While Joseph was rumored to only last one season as Broncos head coach, at the last minute team president John Elway decided to keep him but gut his current coaching staff. Offensive line coach Jeff Davidson, wide receivers coach Tyke Tolbert, running backs coach Eric Studesville, assistant defensive backs coach Johnnie Lynn, outside linebackers coach Fred Pagac, and special teams coordinator Brock Olivo were all let go on Monday.

A former Browns and Panthers offensive coordinator, Davidson will be on the move for a third straight offseason. He coached the Chargers’ O-line in 2016 under Mike McCoy, who also coached alongside Davidson in Carolina. The Broncos firing McCoy did not bode well for Davidson. The Broncos have not deployed a particularly good offensive line over the past three seasons. The unit’s undergone frequent changes in that span. Denver could well be searching for a new right tackle for the fifth straight season and may be in the market for a new left guard.

Studesville was the Broncos’ longest-tenured assistant and was the team’s interim coach after Josh McDaniels‘ tenure ended late in the 2010 season. Tolbert served as wideouts coach since the ’11 campaign, joining when John Fox‘s tenure began. Studesville declined an interview for the Jets’ OC vacancy last year and was fired despite the Broncos’ rushing attack climbing from the No. 27 to No. 12 between 2016 and ’17. This season marked the first since 2011 the Broncos didn’t have a 1,000-yard receiver. Studesville is already on several team’s short list to be their head coach, including the New York Giants.
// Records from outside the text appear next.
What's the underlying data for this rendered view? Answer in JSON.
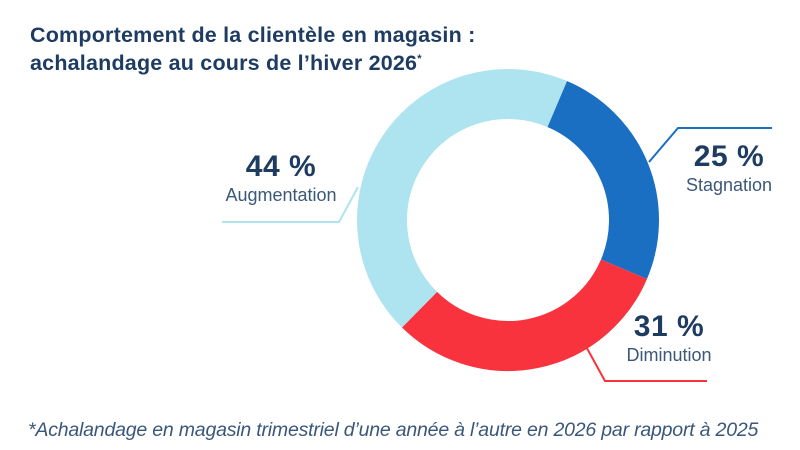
{
  "title": {
    "line1": "Comportement de la clientèle en magasin :",
    "line2": "achalandage au cours de l’hiver 2026",
    "footnote_marker": "*"
  },
  "footnote": "*Achalandage en magasin trimestriel d’une année à l’autre en 2026 par rapport à 2025",
  "colors": {
    "background": "#ffffff",
    "title_text": "#1e3c61",
    "value_text": "#1e3c61",
    "category_text": "#3a5878",
    "footnote_text": "#3a577a"
  },
  "chart_data": {
    "type": "pie",
    "subtype": "donut",
    "title": "Comportement de la clientèle en magasin : achalandage au cours de l’hiver 2026*",
    "unit": "%",
    "direction": "clockwise",
    "start_angle_deg": 23,
    "legend_position": "callout-labels",
    "segments": [
      {
        "label": "Stagnation",
        "value": 25,
        "display": "25 %",
        "color": "#1a6fc2"
      },
      {
        "label": "Diminution",
        "value": 31,
        "display": "31 %",
        "color": "#f9333e"
      },
      {
        "label": "Augmentation",
        "value": 44,
        "display": "44 %",
        "color": "#aee3f0"
      }
    ]
  }
}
Davidson and Olivo had been hired by Joseph last year. Tolbert was one of the Broncos’ most-tenured assistant coaches, having been on Fox’s first staff in Denver in 2011 as both Tolbert and Studesville were on the Broncos’ staff for Super Bowl XLVIII and Super Bowl 50. The changes reflect at least some of the struggles the Broncos had on offense as well as special teams that were the major catalysts in an eight-game losing streak this season, the team’s longest since 1967. Anderson, however, was one of nine running backs in the league to top 1,000 yards, something Anderson credited Studesville with since it was Studesville who helped Anderson retool his offseason workouts to include cycling.

The Broncos’ special teams were also a consistent problem all season, as opponents blocked two punts, kicker Brandon McManus missed eight field goals as five of those misses came in the first six weeks of the season, and wide receiver Isaiah McKenzie was demoted twice as the team’s punt returner because of fumbling problems. McKenzie muffed six punts this season. Olivo was in his first season as an NFL coordinator and before Joseph had hired him he had spent three seasons as an assistant to Kansas City Chiefs special teams coordinator Dave Toub. Toub, who interviewed for the Broncos’ head coaching job when Joseph was hired, is generally regarded as the top special teams coach in the league. The Broncos lost their season-finale to the Chiefs Sunday and just days before the loss Olivo had talked about facing his mentor after such a difficult season on special teams for the Broncos.